HPC-Powered Science Gateways Open Doors to Discoveries
New technologies in high-performance computing are having a direct effect on scientific research --
outside the traditional thinking of big iron supercomputers that run science jobs. The new technologies are approaching a kind of critical mass, and they are changing how science disciplines do their work. We expect these technologies to serve as science accelerators, and change the pace of new science discoveries in the near future.
Recently, in a series of grants, the National Science Foundation awarded Purdue University almost $25 million to further work on cyberinfrastructure, with an emphasis on science gateways, also known as hubs. The best known of these gateways is
nanoHUB.org, but many more will be developed over the next couple of years (which is what part of the NSF funding is for). Sites on the drawing boards that I have seen address medical science, cancer research, climate modeling, pharmaceutical research, and heat transfer in engineering.
These hubs are collaborative sites made up of user-supplied content, analogous to Web 2.0 sites like Facebook or YouTube, but with a much different purpose.
In many disciplines, scientists have to learn how to use software tools to run simulations or do modeling. These tools can be very specific for the type of work being done, and researchers might spend as much time learning the software as running the job. Hubs do away with that learning curve. Instead, there is a Web site where researchers input their data and manipulate the model (or graph) in near real-time.
These research tools -- there are hundreds of them -- are built by scientists or groups of scientists and put on the hubs for the community to use. Unlike before, when researchers had to know each other before collaborating, they are now collaborating and sharing resources with people they might never meet. Because there is no need to learn the tool before using it, researchers are freer to explore and test their data using a variety of simulation tools or input parameters.
But all this doesn't happen "automagically." These kinds of simulations require enormous computing resources. Behind the Web site, sophisticated middleware is looking for available supercomputer time and sending the job to be computed.
The computing power is supplied by the nation's top research institutions, which are linked together via the NSF's TeraGrid.
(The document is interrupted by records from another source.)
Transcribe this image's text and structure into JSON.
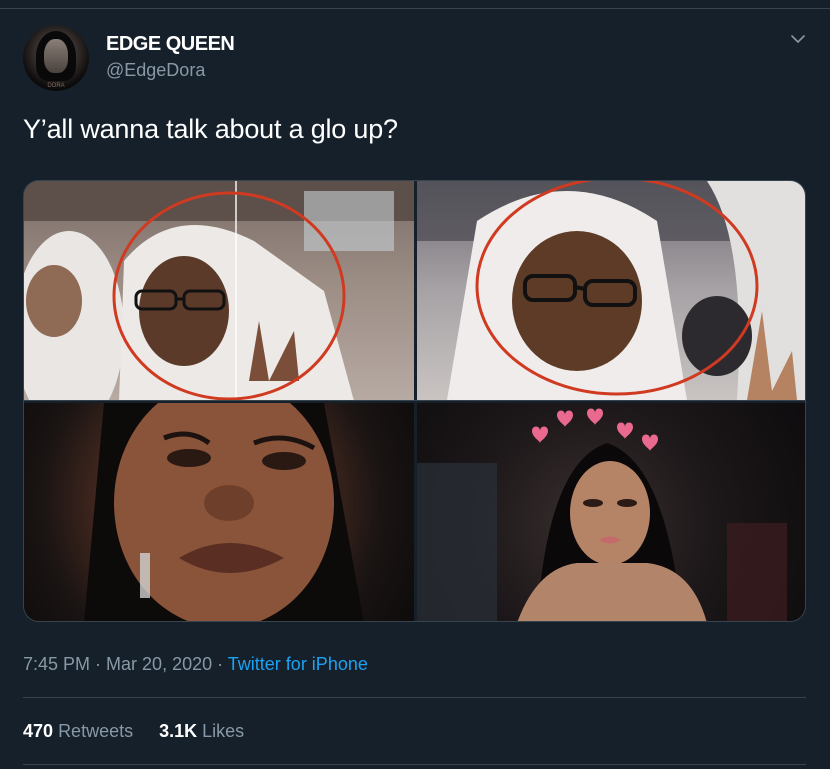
{
  "user": {
    "display_name": "EDGE QUEEN",
    "handle": "@EdgeDora",
    "avatar_icon": "profile-photo",
    "avatar_caption": "DORA"
  },
  "tweet": {
    "text": "Y’all wanna talk about a glo up?"
  },
  "meta": {
    "time": "7:45 PM",
    "separator": " · ",
    "date": "Mar 20, 2020",
    "source": "Twitter for iPhone"
  },
  "stats": {
    "retweets_count": "470",
    "retweets_label": "Retweets",
    "likes_count": "3.1K",
    "likes_label": "Likes"
  },
  "colors": {
    "background": "#15202b",
    "muted_text": "#8899a6",
    "link": "#1da1f2",
    "border": "#38444d",
    "circle_annotation": "#d03a21",
    "hearts": "#e9698f"
  }
}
This new (at least to the general public) computing network conjures up the old label "information superhighway," but Al Gore's superhighway was a dirt path compared with the information being shared on the TeraGrid.
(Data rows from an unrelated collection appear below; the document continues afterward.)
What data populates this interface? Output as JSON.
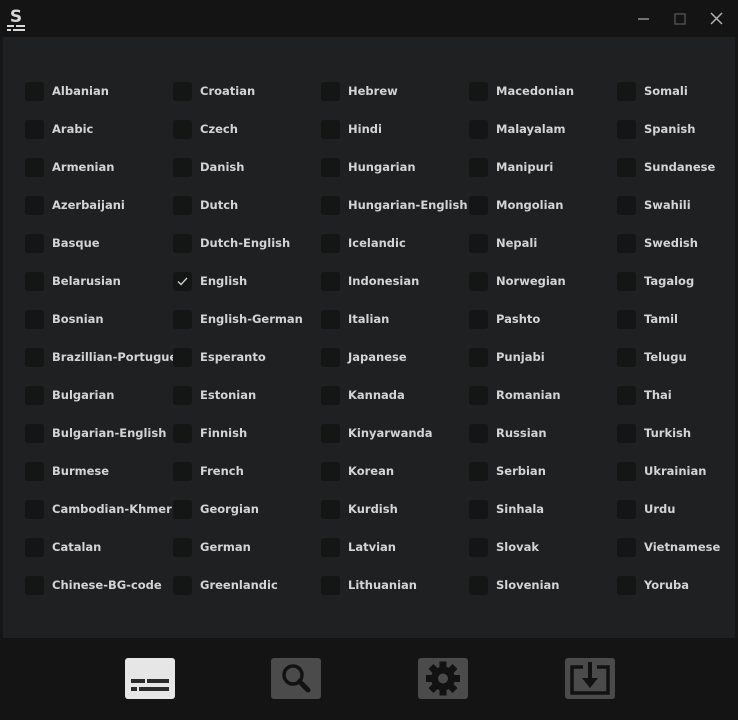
{
  "app": {
    "logo_letter": "S"
  },
  "window_controls": {
    "minimize_icon": "minimize-icon",
    "maximize_icon": "maximize-icon",
    "close_icon": "close-icon"
  },
  "languages": [
    {
      "label": "Albanian",
      "checked": false
    },
    {
      "label": "Arabic",
      "checked": false
    },
    {
      "label": "Armenian",
      "checked": false
    },
    {
      "label": "Azerbaijani",
      "checked": false
    },
    {
      "label": "Basque",
      "checked": false
    },
    {
      "label": "Belarusian",
      "checked": false
    },
    {
      "label": "Bosnian",
      "checked": false
    },
    {
      "label": "Brazillian-Portuguese",
      "checked": false
    },
    {
      "label": "Bulgarian",
      "checked": false
    },
    {
      "label": "Bulgarian-English",
      "checked": false
    },
    {
      "label": "Burmese",
      "checked": false
    },
    {
      "label": "Cambodian-Khmer",
      "checked": false
    },
    {
      "label": "Catalan",
      "checked": false
    },
    {
      "label": "Chinese-BG-code",
      "checked": false
    },
    {
      "label": "Croatian",
      "checked": false
    },
    {
      "label": "Czech",
      "checked": false
    },
    {
      "label": "Danish",
      "checked": false
    },
    {
      "label": "Dutch",
      "checked": false
    },
    {
      "label": "Dutch-English",
      "checked": false
    },
    {
      "label": "English",
      "checked": true
    },
    {
      "label": "English-German",
      "checked": false
    },
    {
      "label": "Esperanto",
      "checked": false
    },
    {
      "label": "Estonian",
      "checked": false
    },
    {
      "label": "Finnish",
      "checked": false
    },
    {
      "label": "French",
      "checked": false
    },
    {
      "label": "Georgian",
      "checked": false
    },
    {
      "label": "German",
      "checked": false
    },
    {
      "label": "Greenlandic",
      "checked": false
    },
    {
      "label": "Hebrew",
      "checked": false
    },
    {
      "label": "Hindi",
      "checked": false
    },
    {
      "label": "Hungarian",
      "checked": false
    },
    {
      "label": "Hungarian-English",
      "checked": false
    },
    {
      "label": "Icelandic",
      "checked": false
    },
    {
      "label": "Indonesian",
      "checked": false
    },
    {
      "label": "Italian",
      "checked": false
    },
    {
      "label": "Japanese",
      "checked": false
    },
    {
      "label": "Kannada",
      "checked": false
    },
    {
      "label": "Kinyarwanda",
      "checked": false
    },
    {
      "label": "Korean",
      "checked": false
    },
    {
      "label": "Kurdish",
      "checked": false
    },
    {
      "label": "Latvian",
      "checked": false
    },
    {
      "label": "Lithuanian",
      "checked": false
    },
    {
      "label": "Macedonian",
      "checked": false
    },
    {
      "label": "Malayalam",
      "checked": false
    },
    {
      "label": "Manipuri",
      "checked": false
    },
    {
      "label": "Mongolian",
      "checked": false
    },
    {
      "label": "Nepali",
      "checked": false
    },
    {
      "label": "Norwegian",
      "checked": false
    },
    {
      "label": "Pashto",
      "checked": false
    },
    {
      "label": "Punjabi",
      "checked": false
    },
    {
      "label": "Romanian",
      "checked": false
    },
    {
      "label": "Russian",
      "checked": false
    },
    {
      "label": "Serbian",
      "checked": false
    },
    {
      "label": "Sinhala",
      "checked": false
    },
    {
      "label": "Slovak",
      "checked": false
    },
    {
      "label": "Slovenian",
      "checked": false
    },
    {
      "label": "Somali",
      "checked": false
    },
    {
      "label": "Spanish",
      "checked": false
    },
    {
      "label": "Sundanese",
      "checked": false
    },
    {
      "label": "Swahili",
      "checked": false
    },
    {
      "label": "Swedish",
      "checked": false
    },
    {
      "label": "Tagalog",
      "checked": false
    },
    {
      "label": "Tamil",
      "checked": false
    },
    {
      "label": "Telugu",
      "checked": false
    },
    {
      "label": "Thai",
      "checked": false
    },
    {
      "label": "Turkish",
      "checked": false
    },
    {
      "label": "Ukrainian",
      "checked": false
    },
    {
      "label": "Urdu",
      "checked": false
    },
    {
      "label": "Vietnamese",
      "checked": false
    },
    {
      "label": "Yoruba",
      "checked": false
    }
  ],
  "bottom_nav": [
    {
      "icon": "subtitles-icon",
      "active": true
    },
    {
      "icon": "search-icon",
      "active": false
    },
    {
      "icon": "gear-icon",
      "active": false
    },
    {
      "icon": "download-icon",
      "active": false
    }
  ],
  "colors": {
    "background": "#161616",
    "panel": "#1e2021",
    "checkbox": "#141515",
    "text": "#d4d4d4",
    "nav_active": "#e6e6e6",
    "nav_inactive": "#4b4b4b"
  }
}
Again, the acquisition of the resources is invisible to scientists using the tool on the hub. Unlike before, when they would have to schedule time on a supercomputer somewhere to run their simulation and wait for their turn, now the job happens almost immediately and without the researchers getting involved in requesting the computing time.
The big story, in my view, is that scientists are no longer working like a lone bench scientist would, or in small groups. Now, they're using the resources of the entire community. The result is that there are new virtual national laboratories, if you will, being built on the Internet.
We don't know what scientific discoveries await, but it will be an exciting development to watch.